Quote:
Some big news out of the University of Arizona (
@uarizona
):
UA scientists & staff found a coronavirus outbreak on campus *before it happened* and seem to have snuffed it out.
How in the world do you do that?
You use wastewater testing.
UArizona is one of the schools that has determined to have some in-person classes, and to welcome students back to campus dorms.
Students started moving into dorms about 2 weeks ago.
Class started on-line & in-person Monday.
As campus reopened, Arizona set up a system to test the wastewater leaving about 20 buildings on campus, including all the dorms that are occupied.
Early work in Europe in the spring showed that people infected with coronavirus shed it into their stool very early.
All dorms had been tested once and come up negative.
On Tuesday, one dorm Likins Hall showed coronavirus in the wastewater.
On Wednesday, all 311 residents of Likins were given antigen quick-tests. 2 residents were found to be positive asymptomatic, but positive.
Those 2 Arizona undergrads are in isolation at UA's isolation dorm now (& their contacts being traced).
The other 309 residents of Likins: Back to covid-life-on-campus.
Mind you, all 311 of those residents had already been tested once, on arrival, and come up negative.
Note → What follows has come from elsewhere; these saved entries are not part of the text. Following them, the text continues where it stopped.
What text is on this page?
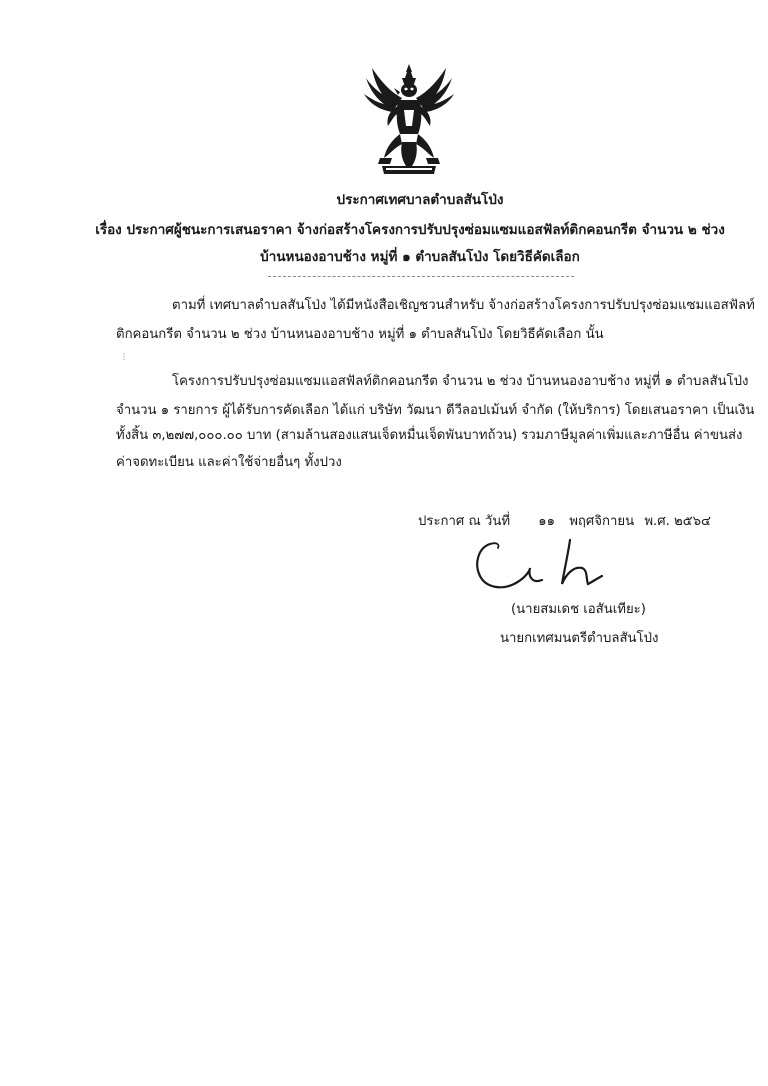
ประกาศเทศบาลตำบลสันโป่ง
เรื่อง ประกาศผู้ชนะการเสนอราคา จ้างก่อสร้างโครงการปรับปรุงซ่อมแซมแอสฟัลท์ติกคอนกรีต จำนวน ๒ ช่วง
บ้านหนองอาบช้าง หมู่ที่ ๑ ตำบลสันโป่ง โดยวิธีคัดเลือก
ตามที่ เทศบาลตำบลสันโป่ง ได้มีหนังสือเชิญชวนสำหรับ จ้างก่อสร้างโครงการปรับปรุงซ่อมแซมแอสฟัลท์
ติกคอนกรีต จำนวน ๒ ช่วง บ้านหนองอาบช้าง หมู่ที่ ๑ ตำบลสันโป่ง โดยวิธีคัดเลือก นั้น
⋮
โครงการปรับปรุงซ่อมแซมแอสฟัลท์ติกคอนกรีต จำนวน ๒ ช่วง บ้านหนองอาบช้าง หมู่ที่ ๑ ตำบลสันโป่ง
จำนวน ๑ รายการ ผู้ได้รับการคัดเลือก ได้แก่ บริษัท วัฒนา ดีวีลอปเม้นท์ จำกัด (ให้บริการ) โดยเสนอราคา เป็นเงิน
ทั้งสิ้น ๓,๒๗๗,๐๐๐.๐๐ บาท (สามล้านสองแสนเจ็ดหมื่นเจ็ดพันบาทถ้วน) รวมภาษีมูลค่าเพิ่มและภาษีอื่น ค่าขนส่ง
ค่าจดทะเบียน และค่าใช้จ่ายอื่นๆ ทั้งปวง
ประกาศ ณ วันที่ ๑๑ พฤศจิกายน พ.ศ. ๒๕๖๔
(นายสมเดช เอสันเทียะ)
นายกเทศมนตรีตำบลสันโป่ง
And the initial test of the dorm's wastewater last week was negative.
So those 2 students caught the virus somewhere between coming back to school and Tuesday.
But imagine what would have happened without the wastewater testing.
Those two students would have wandered their dorm, asymptomatic, likely infecting their fellow students unknowingly.
Then instead of 2 students in Likins being infected, you might have had 10.
Those students would have been out and about on campus, and in Tucson.
Arizona doesn't yet have a follow-up testing regime for its students living on-campus. You had to be negative to move into the dorms, there is talk of testing everyone every 2 weeks but for now, more testing is voluntary.
(You can get a quick test every day if you want.)
But wastewater testing is a reasonable surrogate.
In Europe, it caught infections a week before anyone showed symptoms.
In practice, at UArizona, that's exactly what happened: A dorm outbreak, detected, isolated, stopped in its tracks.
This is how you do it.
Seems like a good option for large dorms and apartment complexes.